Forest Service in legal wrangle over outsourcing analyst jobs

The Forest Service violated rules in recently enacted fiscal 2004 budget legislation in an effort to replace federal policy analysts with private sector workers, an environmental advocacy group claims.

Forest Service officials announced on May 20 that they planned to outsource approximately 60 analyst jobs in Missoula, Mont., and Salt Lake City. They asked contractors to submit proposals for the work, which involves assembling reports on the public's reaction to proposed policy changes, by Jan. 5, 2004.

At the time of the announcement, Office of Management and Budget guidelines permitted agencies to shift small chunks of federal work to the private sector without holding job competitions. Roughly a week later, OMB published revised rules prohibiting this procedure, known as "direct conversion," with some exceptions.

While the Forest Service's decision to outsource the analyst positions using the direct conversion process was legal on May 20, a provision in the 2004 Interior Department appropriations bill, enacted in early November, prevents the agency from moving ahead with its plans, according to Forest Service Employees for Environmental Ethics, a nonprofit group based in Eugene, Ore. The group on Wednesday filed a lawsuit at the U.S. District Court in Missoula, asking the court to order the Forest Service halt the direct conversion.

Language in the final version of the Interior budget measure requires the Forest Service, which is covered under Interior appropriations even though it is part of the Agriculture Department, to conduct public-private competitions any time more than 10 jobs are at stake. Contractors must submit a proposal that is 10 percent or $10 million cheaper than the in-house team's bid in order to win work.

These rules state that the Forest Service and other agencies covered by the bill cannot outsource work performed by more than 10 federal workers as of Nov. 10, the date Bush signed the legislation, without first holding a public-private competition and granting the in-house team the requisite cost advantage. As of Nov. 10, the Forest Service employed 18 content analysts, said Andy Stahl, the environmental group's executive director.

Thomas Mills, the Forest Service's deputy director for business operations, did not return calls for comment on Friday.

Stahl said he believes Forest Service officials are determined to outsource the analysts' jobs because they have become "notorious for telling decision-makers exactly what the public is saying." He speculated that the Forest Service would like to award the work to a contractor sympathetic to the Bush administration's land use and environmental policies.

In an April 20, 2003 statement justifying the Forest Service's plan to outsource content analysis work, rather than conduct a public-private competition, an agency official noted that many of the content analysts are only authorized to remain in their jobs for two- to-four-year terms. This factor would complicate any job competition, regardless of the winner, the official explained. Many of the analysts' terms would expire before the competition ended, the statement said.

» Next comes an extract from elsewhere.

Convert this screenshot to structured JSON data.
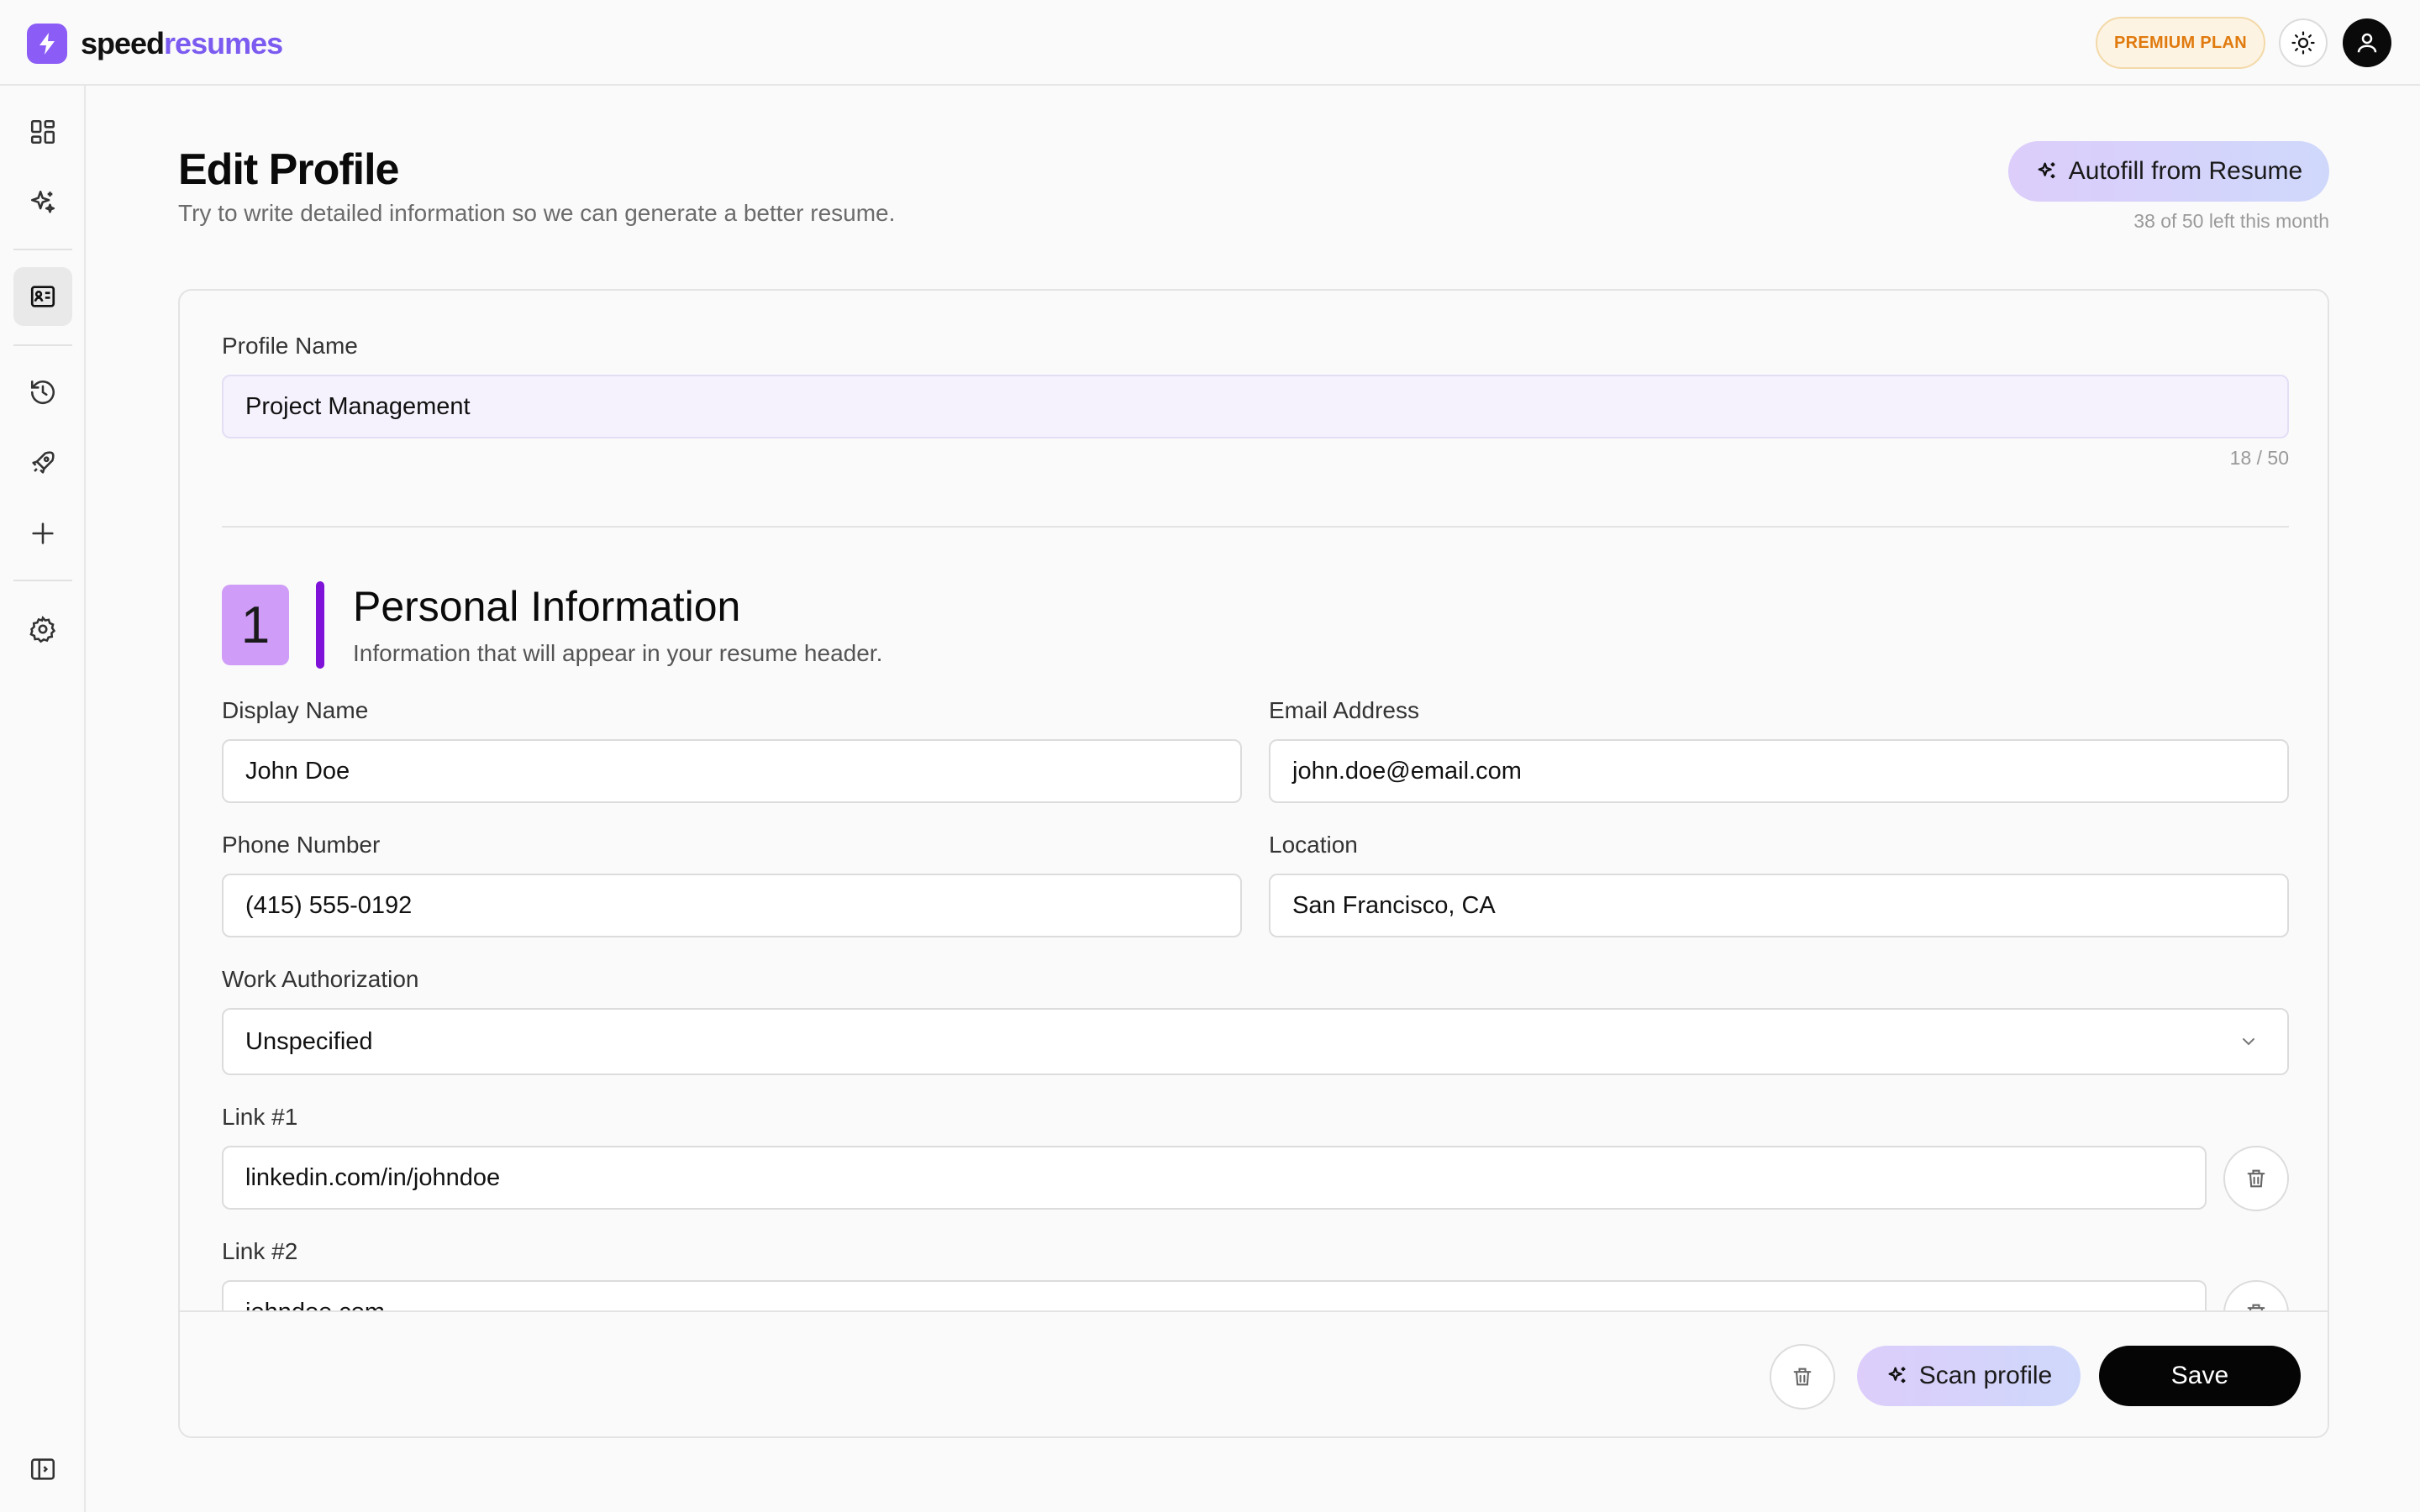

But Stahl said the Interior Department budget measure does not make any distinctions between permanent federal employees and those who serve for limited terms. He added that some content analysts have already lost their jobs as a result of the outsourcing effort. Nine of the analysts served two-year terms expiring in early November. Under normal circumstances, the agency would have extended their terms for another two years, Stahl said. But plans to outsource the work prevented agency officials from doing so.

In addition, the Forest Service has not said that cost will be a primary factor in the decision of which contractor wins the award for the work, Stahl claimed. "What we've seen is that outsourcing has been used more for political reasons than for cost savings," he said.